Stenholm Says Bipartisanship Sold Farm Bill

Veteran U.S. Congressman tells cotton industry that farm bill sure to be a target. J.T. Smith

Published on: Jan 8, 2004

Once upon a time—U.S. Reps. Charles W. Stenholm of Abilene, a 25-year Democrat veteran of Congress, and Rep. Larry Combest of Lubbock, a Republican, somehow worked together and the result was the 2002 Farm Bill that governs crop years 2002 through 2007. But Stenholm told the South Texas Cotton and Grain Association annual meeting, in conjunction with the Beltwide Cotton Conference, bipartisanship is in danger nowadays.

Combest was from the world’s most concentrated region of cotton on the High Plains, and Stenholm, a former executive vice president of the Rolling Plains Cotton Growers, also was from cotton country….and cattle and wheat land.

Being "representatives"—the two found a lot of mutual interests in benefiting people back home. They didn’t get the current Farm Bill by the White House the first time, but working together, they eventually did.
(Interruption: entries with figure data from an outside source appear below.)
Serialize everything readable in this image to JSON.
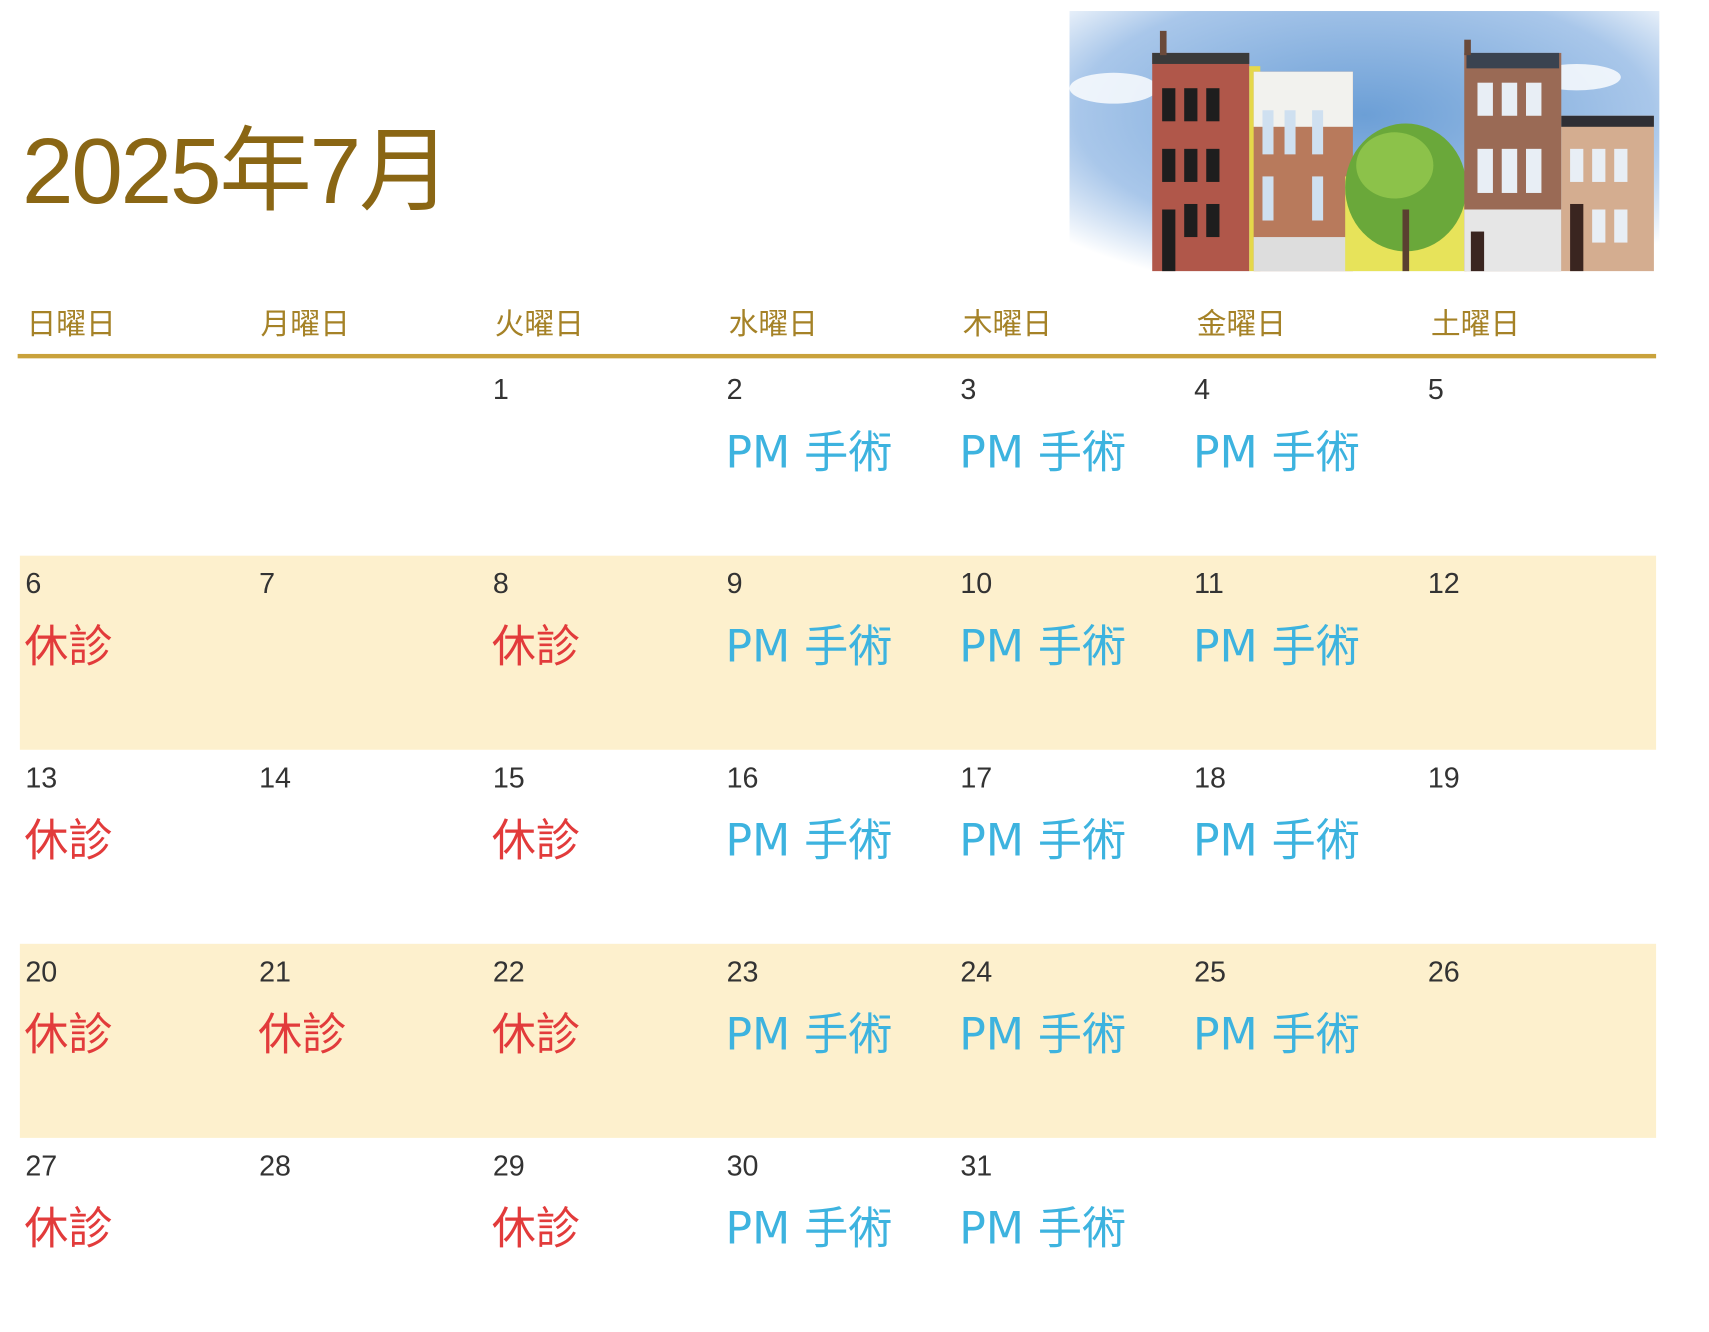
{
  "title": "2025年7月",
  "colors": {
    "title": "#8a6614",
    "weekday": "#a58227",
    "rule": "#c9a23c",
    "shade": "#fdf0cd",
    "closed": "#e23b3b",
    "surgery": "#3db3df"
  },
  "weekdays": [
    "日曜日",
    "月曜日",
    "火曜日",
    "水曜日",
    "木曜日",
    "金曜日",
    "土曜日"
  ],
  "illustration": "townhouses-with-tree",
  "weeks": [
    [
      {
        "day": "",
        "event": ""
      },
      {
        "day": "",
        "event": ""
      },
      {
        "day": "1",
        "event": ""
      },
      {
        "day": "2",
        "event": "PM 手術",
        "type": "surgery"
      },
      {
        "day": "3",
        "event": "PM 手術",
        "type": "surgery"
      },
      {
        "day": "4",
        "event": "PM 手術",
        "type": "surgery"
      },
      {
        "day": "5",
        "event": ""
      }
    ],
    [
      {
        "day": "6",
        "event": "休診",
        "type": "closed"
      },
      {
        "day": "7",
        "event": ""
      },
      {
        "day": "8",
        "event": "休診",
        "type": "closed"
      },
      {
        "day": "9",
        "event": "PM 手術",
        "type": "surgery"
      },
      {
        "day": "10",
        "event": "PM 手術",
        "type": "surgery"
      },
      {
        "day": "11",
        "event": "PM 手術",
        "type": "surgery"
      },
      {
        "day": "12",
        "event": ""
      }
    ],
    [
      {
        "day": "13",
        "event": "休診",
        "type": "closed"
      },
      {
        "day": "14",
        "event": ""
      },
      {
        "day": "15",
        "event": "休診",
        "type": "closed"
      },
      {
        "day": "16",
        "event": "PM 手術",
        "type": "surgery"
      },
      {
        "day": "17",
        "event": "PM 手術",
        "type": "surgery"
      },
      {
        "day": "18",
        "event": "PM 手術",
        "type": "surgery"
      },
      {
        "day": "19",
        "event": ""
      }
    ],
    [
      {
        "day": "20",
        "event": "休診",
        "type": "closed"
      },
      {
        "day": "21",
        "event": "休診",
        "type": "closed"
      },
      {
        "day": "22",
        "event": "休診",
        "type": "closed"
      },
      {
        "day": "23",
        "event": "PM 手術",
        "type": "surgery"
      },
      {
        "day": "24",
        "event": "PM 手術",
        "type": "surgery"
      },
      {
        "day": "25",
        "event": "PM 手術",
        "type": "surgery"
      },
      {
        "day": "26",
        "event": ""
      }
    ],
    [
      {
        "day": "27",
        "event": "休診",
        "type": "closed"
      },
      {
        "day": "28",
        "event": ""
      },
      {
        "day": "29",
        "event": "休診",
        "type": "closed"
      },
      {
        "day": "30",
        "event": "PM 手術",
        "type": "surgery"
      },
      {
        "day": "31",
        "event": "PM 手術",
        "type": "surgery"
      },
      {
        "day": "",
        "event": ""
      },
      {
        "day": "",
        "event": ""
      }
    ]
  ]
}
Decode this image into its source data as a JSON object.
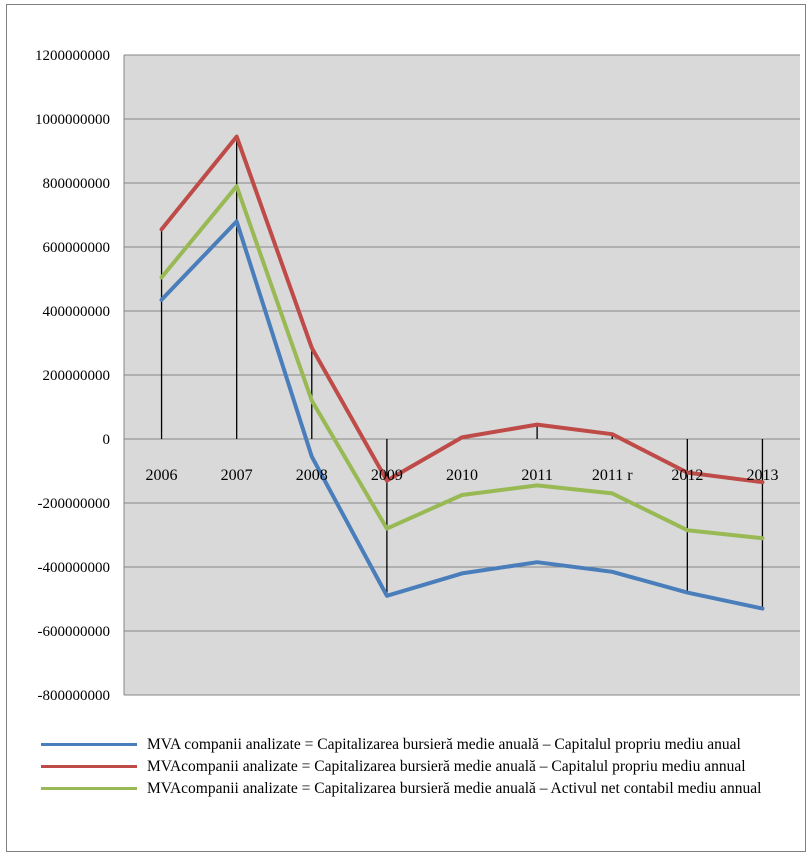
{
  "chart_data": {
    "type": "line",
    "categories": [
      "2006",
      "2007",
      "2008",
      "2009",
      "2010",
      "2011",
      "2011 r",
      "2012",
      "2013"
    ],
    "y_ticks": [
      "1200000000",
      "1000000000",
      "800000000",
      "600000000",
      "400000000",
      "200000000",
      "0",
      "-200000000",
      "-400000000",
      "-600000000",
      "-800000000"
    ],
    "ylim": [
      -800000000,
      1200000000
    ],
    "grid": true,
    "legend_position": "bottom",
    "drop_lines": true,
    "series": [
      {
        "name": "MVA companii analizate = Capitalizarea bursieră medie anuală – Capitalul propriu mediu anual",
        "color": "#4a7ebb",
        "values": [
          435000000,
          680000000,
          -55000000,
          -490000000,
          -420000000,
          -385000000,
          -415000000,
          -480000000,
          -530000000
        ]
      },
      {
        "name": "MVAcompanii analizate = Capitalizarea bursieră medie anuală – Capitalul propriu mediu annual",
        "color": "#be4b48",
        "values": [
          655000000,
          945000000,
          285000000,
          -130000000,
          5000000,
          45000000,
          15000000,
          -105000000,
          -135000000
        ]
      },
      {
        "name": "MVAcompanii analizate = Capitalizarea bursieră medie anuală – Activul net contabil mediu annual",
        "color": "#98b954",
        "values": [
          505000000,
          790000000,
          120000000,
          -280000000,
          -175000000,
          -145000000,
          -170000000,
          -285000000,
          -310000000
        ]
      }
    ]
  }
}
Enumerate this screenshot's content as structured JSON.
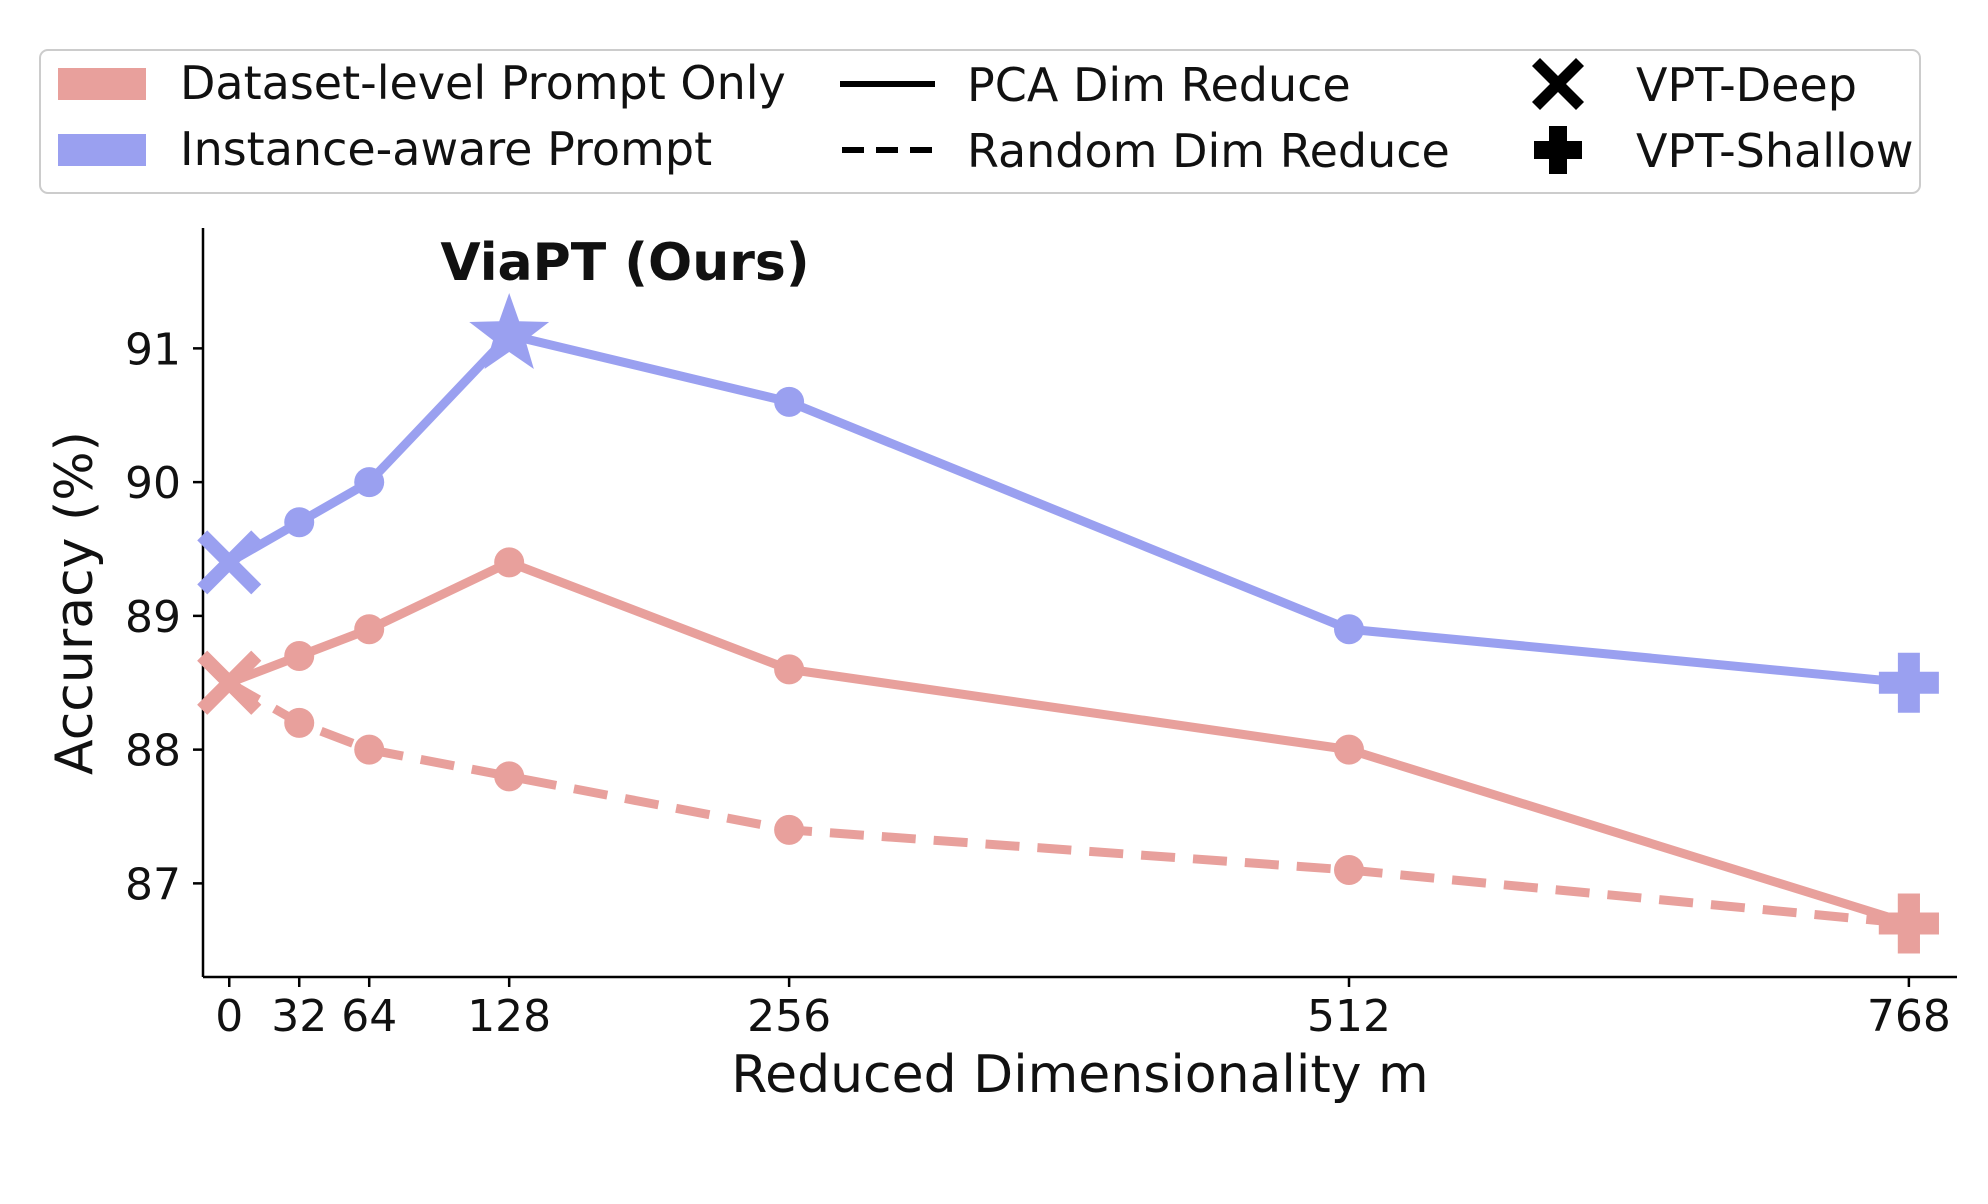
{
  "chart_data": {
    "type": "line",
    "title": "",
    "xlabel": "Reduced Dimensionality m",
    "ylabel": "Accuracy (%)",
    "xlim": [
      -12,
      790
    ],
    "ylim": [
      86.3,
      91.9
    ],
    "xticks": [
      0,
      32,
      64,
      128,
      256,
      512,
      768
    ],
    "xtick_labels": [
      "0",
      "32",
      "64",
      "128",
      "256",
      "512",
      "768"
    ],
    "yticks": [
      87,
      88,
      89,
      90,
      91
    ],
    "ytick_labels": [
      "87",
      "88",
      "89",
      "90",
      "91"
    ],
    "grid": false,
    "series": [
      {
        "name": "Instance-aware Prompt (PCA Dim Reduce)",
        "color": "#9aa0f0",
        "style": "solid",
        "x": [
          0,
          32,
          64,
          128,
          256,
          512,
          768
        ],
        "y": [
          89.4,
          89.7,
          90.0,
          91.1,
          90.6,
          88.9,
          88.5
        ],
        "markers": [
          "x",
          "o",
          "o",
          "star",
          "o",
          "o",
          "plus"
        ]
      },
      {
        "name": "Dataset-level Prompt Only (PCA Dim Reduce)",
        "color": "#e8a09c",
        "style": "solid",
        "x": [
          0,
          32,
          64,
          128,
          256,
          512,
          768
        ],
        "y": [
          88.5,
          88.7,
          88.9,
          89.4,
          88.6,
          88.0,
          86.7
        ],
        "markers": [
          "x",
          "o",
          "o",
          "o",
          "o",
          "o",
          "plus"
        ]
      },
      {
        "name": "Dataset-level Prompt Only (Random Dim Reduce)",
        "color": "#e8a09c",
        "style": "dashed",
        "x": [
          0,
          32,
          64,
          128,
          256,
          512,
          768
        ],
        "y": [
          88.5,
          88.2,
          88.0,
          87.8,
          87.4,
          87.1,
          86.7
        ],
        "markers": [
          "x",
          "o",
          "o",
          "o",
          "o",
          "o",
          "plus"
        ]
      }
    ],
    "annotations": [
      {
        "text": "ViaPT (Ours)",
        "x": 128,
        "y": 91.1
      }
    ],
    "legend": {
      "position": "top",
      "entries": [
        {
          "label": "Dataset-level Prompt Only",
          "kind": "patch",
          "color": "#e8a09c"
        },
        {
          "label": "Instance-aware Prompt",
          "kind": "patch",
          "color": "#9aa0f0"
        },
        {
          "label": "PCA Dim Reduce",
          "kind": "line-solid",
          "color": "#000000"
        },
        {
          "label": "Random Dim Reduce",
          "kind": "line-dashed",
          "color": "#000000"
        },
        {
          "label": "VPT-Deep",
          "kind": "marker-x",
          "color": "#000000"
        },
        {
          "label": "VPT-Shallow",
          "kind": "marker-plus",
          "color": "#000000"
        }
      ]
    }
  }
}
But Combest has since retired, and the highly controversial redistricting maps in Texas have repeatedly threatened to merge districts—essentially leaving Stenholm without his 17th district—and forcing him to run against either U.S. Rep. Randy Neugebauer (Combest successor) of Lubbock of the 19th District, if Stenholm runs as an Abilene candidate where his residence is, or making him go against U.S. Rep. Mac Thornberry from Amarillo of the 13th District, if Stenholm runs with his Jones County farm as his home.

Before redistricting lines were even decided, U.S. Vice President Dick Cheney made a trip to Abilene in a fund-raising effort for the Republican competition.

"He (the Vice President) came to my home district and drummed $150,000 in Abilene," Stenholm says of his opposition.

The Republicans were really pre-mature, Democrat Stenholm notes, because he hasn’t decided whether to run from his Abilene home (against Neugebauer) or from his Jones County farm residence (against Thornberry)—"but I will run."

Stenholm says he voted with President Bush on invading Iraq. He would do it again, he says, noting, "We must stop terrorists."

"I’ve been with the President of the United States two-thirds of the time," Stenholm allows. "But nowadays, you have to be with him all the time."

The Congressman says some time in the next 50 years the national debt will be $44 trillion, which isn’t a Republican or Democrat problem but a national tragedy.